その日、いつものように(苑内で)お話をしていると、おやつに「お饅頭」が出た。
僕もご一緒にそのお饅頭を食べながら雑談していたら、目の前の(自称「280才」)のお婆ちゃんが突然、「ウッッ!」と言って、目をむいて後ろにそっくり返った。
お饅頭が喉に詰まったのだ。
でも、お饅頭自体は、小さく小さく(一センチほどに)刻まれているので、とても喉に詰まるような大きさではない。
でもお年寄りには、その大きさでも危ないのだ。(粉もあかんかったのかな?)
慌てて、隣の職員さんが、喉に手をつっ込んで吐き出させようとしたが、中々その饅頭の破片は出てこない。

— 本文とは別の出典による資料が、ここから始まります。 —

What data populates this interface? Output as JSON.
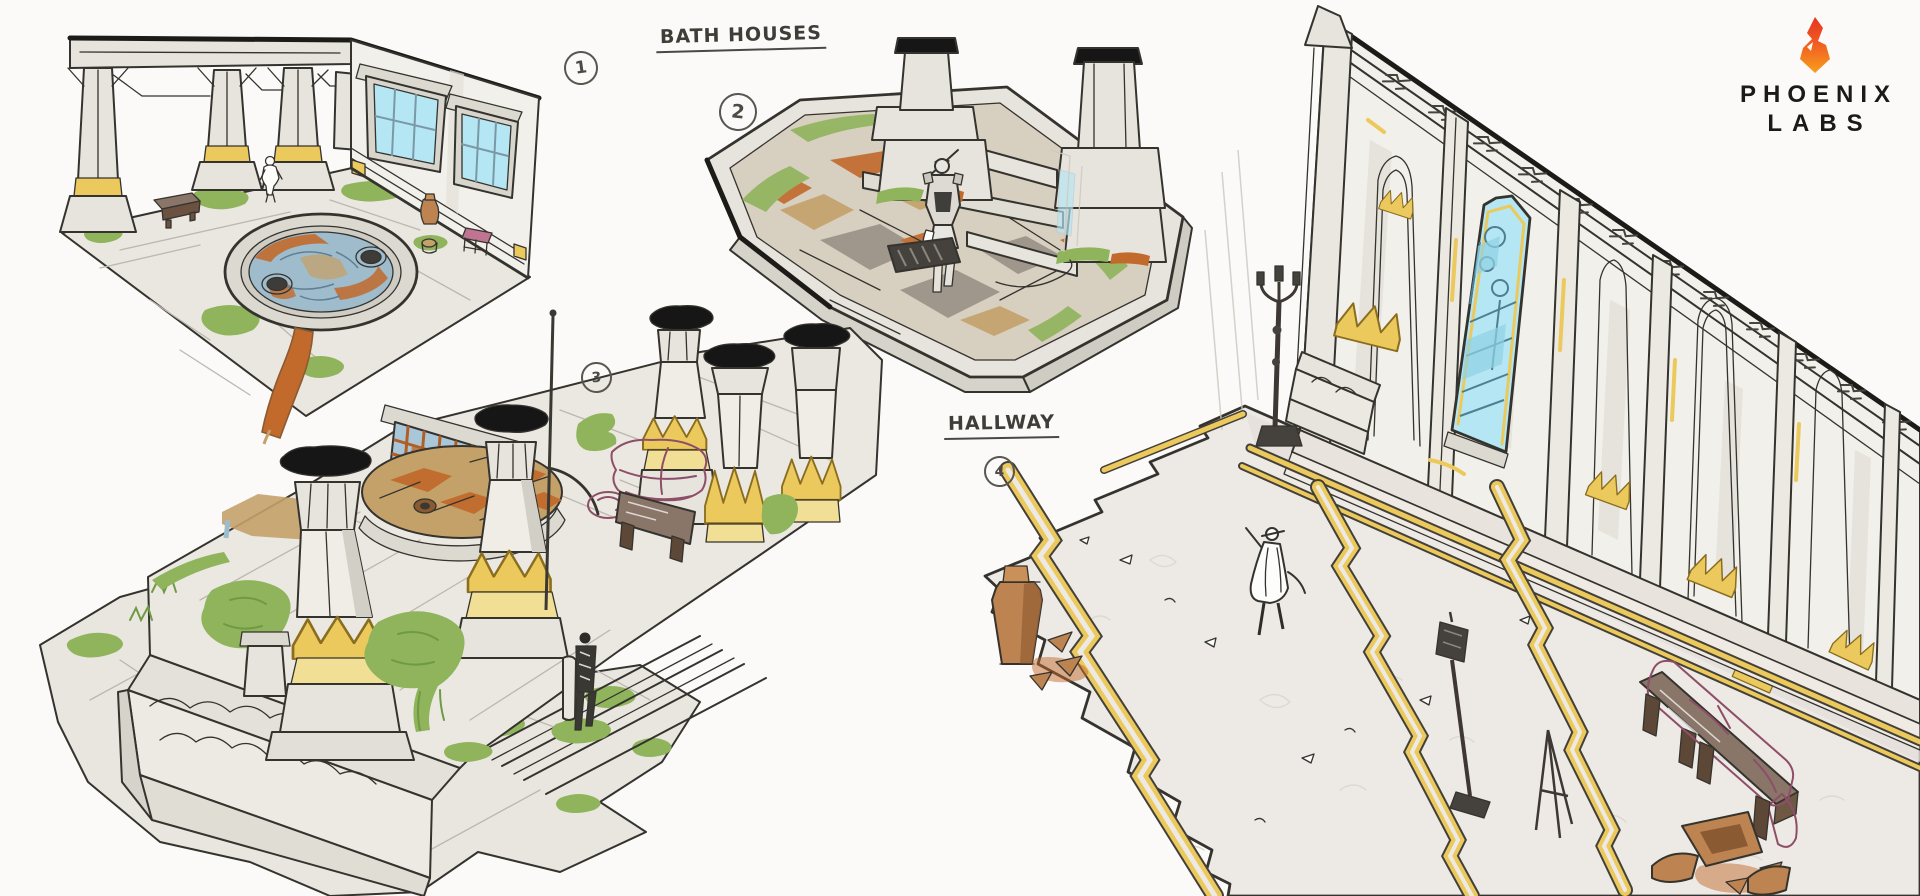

背中を叩いたり、又、水を(少量)口から流し込むと、ようやくそのお婆ちゃんは「フゥ~」と言って、元に戻った。
びっくりしたわ。ほんまに。
目にたまった涙を、職員さんにティシュで拭いてもらいながら、「死ぬかと思った」と笑いながら言われたこのお婆ちゃん。
いつも「早よ、死にたい・・」と言っているお婆ちゃんも、いざ死にそうになったら、自然と生きようともがくものなのだ。
それが人間だ。
「孤独の心の叫び」にいかに答えていくかが、『お寺の出前』の使命でもあると改めて認識した。
「お婆ちゃん、300才までもうちょっとやから、頑張って生きてくださいや」と言って、僕は施設を後にした。